If you've waded through Microsoft's latest Security Intelligence Report and its special ZeroDay Article, you may have been struck by the claim that "less than 1 percent of all exploit attempts" against Microsoft software in the first half of 2011 took advantage of zero-day vulnerabilities.
While Microsoft's counting methodology makes a lot of sense, it doesn't cover all the bases -- and its conclusion isn't particularly accurate since it underestimates the impact of these attacks. In a nutshell, here's how the Microsoft Security Resource Center researchers came up with their numbers.
Microsoft collects extensive information about infections through the Malicious Software Removal Tool (MSRT), which scans 600 million Windows computers every month, rooting out identified malware and reporting back to Microsoft on identified and quashed malware.
For this exercise, Microsoft took a look at the 28 most common infection families, which together accounted for about 90 percent of all the infected machines.
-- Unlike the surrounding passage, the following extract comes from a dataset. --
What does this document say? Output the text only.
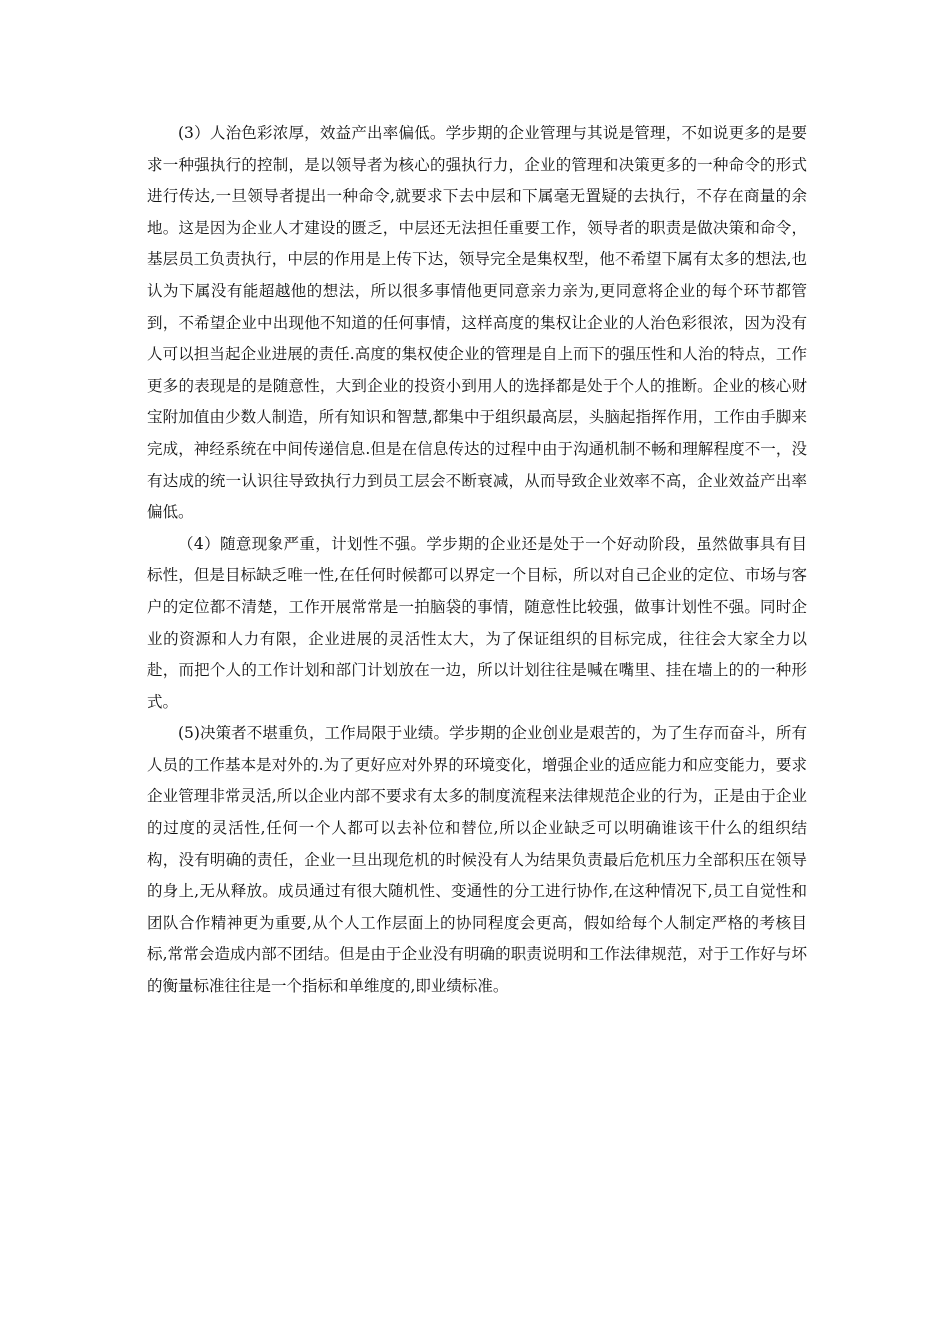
(3）人治色彩浓厚，效益产出率偏低。学步期的企业管理与其说是管理，不如说更多的是要求一种强执行的控制，是以领导者为核心的强执行力，企业的管理和决策更多的一种命令的形式进行传达,一旦领导者提出一种命令,就要求下去中层和下属毫无置疑的去执行，不存在商量的余地。这是因为企业人才建设的匮乏，中层还无法担任重要工作，领导者的职责是做决策和命令，基层员工负责执行，中层的作用是上传下达，领导完全是集权型，他不希望下属有太多的想法,也认为下属没有能超越他的想法，所以很多事情他更同意亲力亲为,更同意将企业的每个环节都管到，不希望企业中出现他不知道的任何事情，这样高度的集权让企业的人治色彩很浓，因为没有人可以担当起企业进展的责任.高度的集权使企业的管理是自上而下的强压性和人治的特点，工作更多的表现是的是随意性，大到企业的投资小到用人的选择都是处于个人的推断。企业的核心财宝附加值由少数人制造，所有知识和智慧,都集中于组织最高层，头脑起指挥作用，工作由手脚来完成，神经系统在中间传递信息.但是在信息传达的过程中由于沟通机制不畅和理解程度不一，没有达成的统一认识往导致执行力到员工层会不断衰减，从而导致企业效率不高，企业效益产出率偏低。

（4）随意现象严重，计划性不强。学步期的企业还是处于一个好动阶段，虽然做事具有目标性，但是目标缺乏唯一性,在任何时候都可以界定一个目标，所以对自己企业的定位、市场与客户的定位都不清楚，工作开展常常是一拍脑袋的事情，随意性比较强，做事计划性不强。同时企业的资源和人力有限，企业进展的灵活性太大，为了保证组织的目标完成，往往会大家全力以赴，而把个人的工作计划和部门计划放在一边，所以计划往往是喊在嘴里、挂在墙上的的一种形式。

(5)决策者不堪重负，工作局限于业绩。学步期的企业创业是艰苦的，为了生存而奋斗，所有人员的工作基本是对外的.为了更好应对外界的环境变化，增强企业的适应能力和应变能力，要求企业管理非常灵活,所以企业内部不要求有太多的制度流程来法律规范企业的行为，正是由于企业的过度的灵活性,任何一个人都可以去补位和替位,所以企业缺乏可以明确谁该干什么的组织结构，没有明确的责任，企业一旦出现危机的时候没有人为结果负责最后危机压力全部积压在领导的身上,无从释放。成员通过有很大随机性、变通性的分工进行协作,在这种情况下,员工自觉性和团队合作精神更为重要,从个人工作层面上的协同程度会更高，假如给每个人制定严格的考核目标,常常会造成内部不团结。但是由于企业没有明确的职责说明和工作法律规范，对于工作好与坏的衡量标准往往是一个指标和单维度的,即业绩标准。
The list reads like a who's who of modern malicious software, including Alureon, Conficker, Fakespy, and Zbot. Each of the 28 families was tagged with infection methods, e.g., AutoRun, Office macro, direct file infection, and user interaction required. In a nod to the intractability of the task, Microsoft gave each of the infection methods equal weight in coming up with a grand total of infection vectors.
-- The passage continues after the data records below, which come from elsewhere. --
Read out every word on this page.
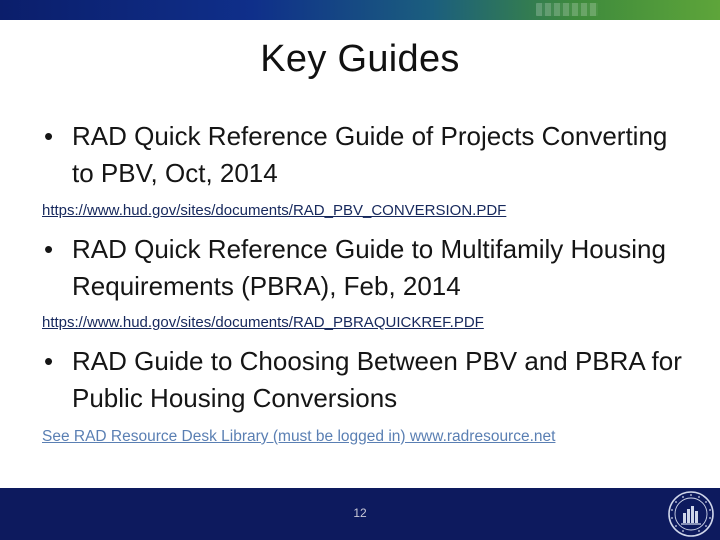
Key Guides
• RAD Quick Reference Guide of Projects Converting to PBV, Oct, 2014
https://www.hud.gov/sites/documents/RAD_PBV_CONVERSION.PDF
• RAD Quick Reference Guide to Multifamily Housing Requirements (PBRA), Feb, 2014
https://www.hud.gov/sites/documents/RAD_PBRAQUICKREF.PDF
• RAD Guide to Choosing Between PBV and PBRA for Public Housing Conversions
See RAD Resource Desk Library (must be logged in) www.radresource.net
12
Microsoft gives the example of Conficker, which was identified as propagating via a specific Windows vulnerability (fixed in MS08-067), as well as via Net AutoRun, USB AutoRun, and brute-force password guessing. For every 100 identified Conficker-infected machines, Microsoft says 25 were ascribed to the Windows exploit, 25 to the Net AutoRun vulnerability, 25 to the USB AutoRun vulnerability, and 25 to brute-force password guessing.
This is where Microsoft's description turns fuzzy. The Windows exploit vulnerabilities (by definition, security holes with CVE entries) are further broken down by age -- zero-day for exploits that existed before the security patch was released; "Update Available" for vulnerabilities that had been patched less than a year prior to detection; and "Update Long Available" when the patch had been around for more than a year.